Pourtant situé dans un cadre idyllique et idéal, il porte le rêve autant que la féérie. Illuminé le soir, il laisse planer comme un lointain parfum des grandes fêtes données là par Catherine de Médicis, à la grande époque du Château. Qu’on ne s’y trompe pourtant pas, la splendeur passée eut un coût et l’embellissement de la légende masque de bien sombres moments. On se souvient, comme d’une évidence, des fastes renaissances, oubliant qu’ils ne furent qu’un acte politique de la Reine-mère italienne. On rêvasse devant les jardins favorisés par un climat exceptionnel et on se promène dans leurs allées croyant encore y croiser Diane de Poitiers ou Louise de Lorraine. Restauré au XIXème siècles par les derniers propriétaires, comme un devoir de mémoire, le château à la silhouette ciselée semble avoir figé avec lui ce métissage réussi de l’art italien et du raffinement français.

Aujourd’hui encore on retrouve d’une pièce à l’autre, à l’occasion d’un vestige ancien, toutes les mains qui l’ont édifié, avec une étonnante unité. C’est qu’il s’est élevé en une même période, dans un même goût de l’agrément, à peine marquées par les évolutions d’une centaine d’années. De Diane de Poitier à Marie de Luxembourg, une continuité faite de rénovation et de petites pattes personnelles, traverse une construction débutée dans les premières années du XVIème siècle et achevée vaille que vaille dans un XVIIème siècle perturbé.
Au fond l’histoire de Chenonceaux est une histoire de rivalité, de pouvoir, de dettes et de prestige. Le tout baignant dans un parfum de femmes, souvent veuves, toujours battantes, tantôt douces, tantôt violentes jusqu’au raffinement. Une histoire qui pour la postérité débute avec l’entrée pour dette dans le domaine royal, sous François Ier qui pour autant ne s’y intéressa jamais. C’est à ce moment, alors que nait la Renaissance en France et qu’elle s’apprête à orner la Loire de son chapelet de châteaux, royaux ou non, que sort de terre et d’eau ce qui deviendra au fil du siècle le Chenonceau que nous connaissons. Mais, comme frappé du fatum de la dette et de la division, au moment où le roi acquiert le domaine, celui-ci a déjà une longue histoire financière et politique contrastée.

Les archives nous révèlent un château déjà existant, un peu plus loin, au XIIIème siècle, aux mains des Marques, dont l’une des tours actuelles conserve le souvenir et le nom. Son descriptif nous apprend que sa fonction n’était vraisemblablement pas militaire. Sans doute s’agissait-il de contrôler le trafic fluvial entre les quatre grandes régions voisines que sont la Sologne, le Berry, la Touraine et enfin l’Anjou. On sait le Cher largement utilisé à cette époque pour le transport.

Au cours de la Guerre de Cent ans, Jean Marques s’oppose au Dauphin et ouvre les portes de Chenonceaux aux Anglais. C’est la première attestation d’un lien direct entre la couronne et le domaine qui sera repris, ainsi que d’autres bien des Marques, en 1411, après la Victoire de Boucicaut. Le château médiéval sera rasé et brûlé. Il faudra attendre 1432, pour que Charles VII autorise la reconstruction, un peu plus loin, par la famille Marques. C’est sur le Cher formant le quatrième côté des douves qu’est posée la nouvelle bâtisse, dont l’actuelle tour des Marques demeure aujourd’hui encore au sud-ouest.
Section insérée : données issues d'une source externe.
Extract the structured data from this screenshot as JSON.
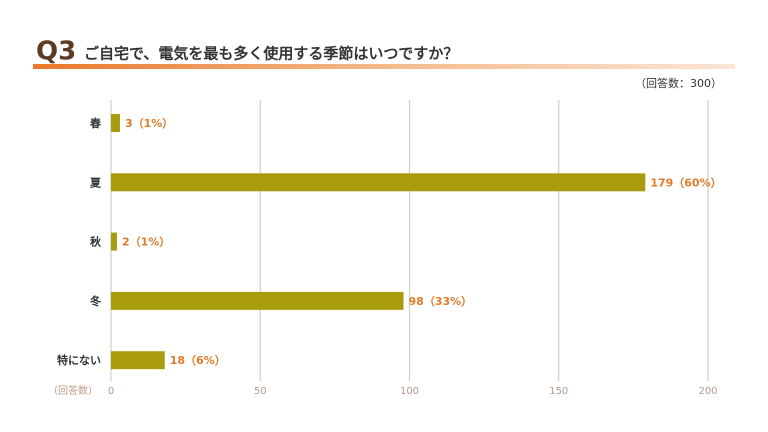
{
  "chart_data": {
    "type": "barh",
    "question_number": "Q3",
    "title": "ご自宅で、電気を最も多く使用する季節はいつですか？",
    "subtitle": "（回答数：300）",
    "x_axis_label": "（回答数）",
    "categories": [
      "春",
      "夏",
      "秋",
      "冬",
      "特にない"
    ],
    "values": [
      3,
      179,
      2,
      98,
      18
    ],
    "value_labels": [
      "3（1%）",
      "179（60%）",
      "2（1%）",
      "98（33%）",
      "18（6%）"
    ],
    "color": "#a89c0e",
    "xlim": [
      0,
      200
    ],
    "xticks": [
      0,
      50,
      100,
      150,
      200
    ],
    "grid": true
  }
}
Ruinés par une mauvaise gestion du domaine, la famille doit se séparer de Chenonceaux, mais ne parvient pas à s’y résoudre. S’engage alors, notamment par Catherine Fumée, une première et longue bataille juridique contre les créanciers et notamment l’homme d’Etat Thomas Bohier qui avait racheté le bien. Ce n’est qu’en 1512 qu’il pourra le récupérer. Commence enfin la véritable naissance du château confiée à son épouse, Catherine Briçonnet, en charge des travaux, son époux étant trop souvent absent. Elle rase le château des Marques et entreprend de nombreux travaux. Alors que Thomas meurt en 1524, suivi de peu par son épouse en 1526, on découvre à titre posthume un détournement de fonds au préjudice de la couronne. Les descendants ne pouvant rembourser, les biens sont saisies et intègrent la couronne en 1535. C’est Anne de Montmorency, qui fera construire un autre château sur l’eau, Chantilly, qui reçoit au nom du roi le domaine. Mais François Ier s’en désintéresse et n’y entreprend aucuns travaux. Au plus viendra-t-il y faire une chasse ou l’autre, laissant le domaine à l’abandon.
Deux mois après sa mort survenue en 1547, son fils Henri II l’offre en pleine jouissance à sa maîtresse Diane de Poitier. Ce n’est donc pas un bijou merveilleux que le roi offre à Diane, mais l’écrin est prometteur et la maitresse en titre posera les bases des splendeurs à venir. Elle commence par le jardin rive droite. Une véritable prouesse technique qui demande une main d’œuvre de terrassement colossale afin de surélever un système de terrasses pour protéger les plantations des inondations du Cher.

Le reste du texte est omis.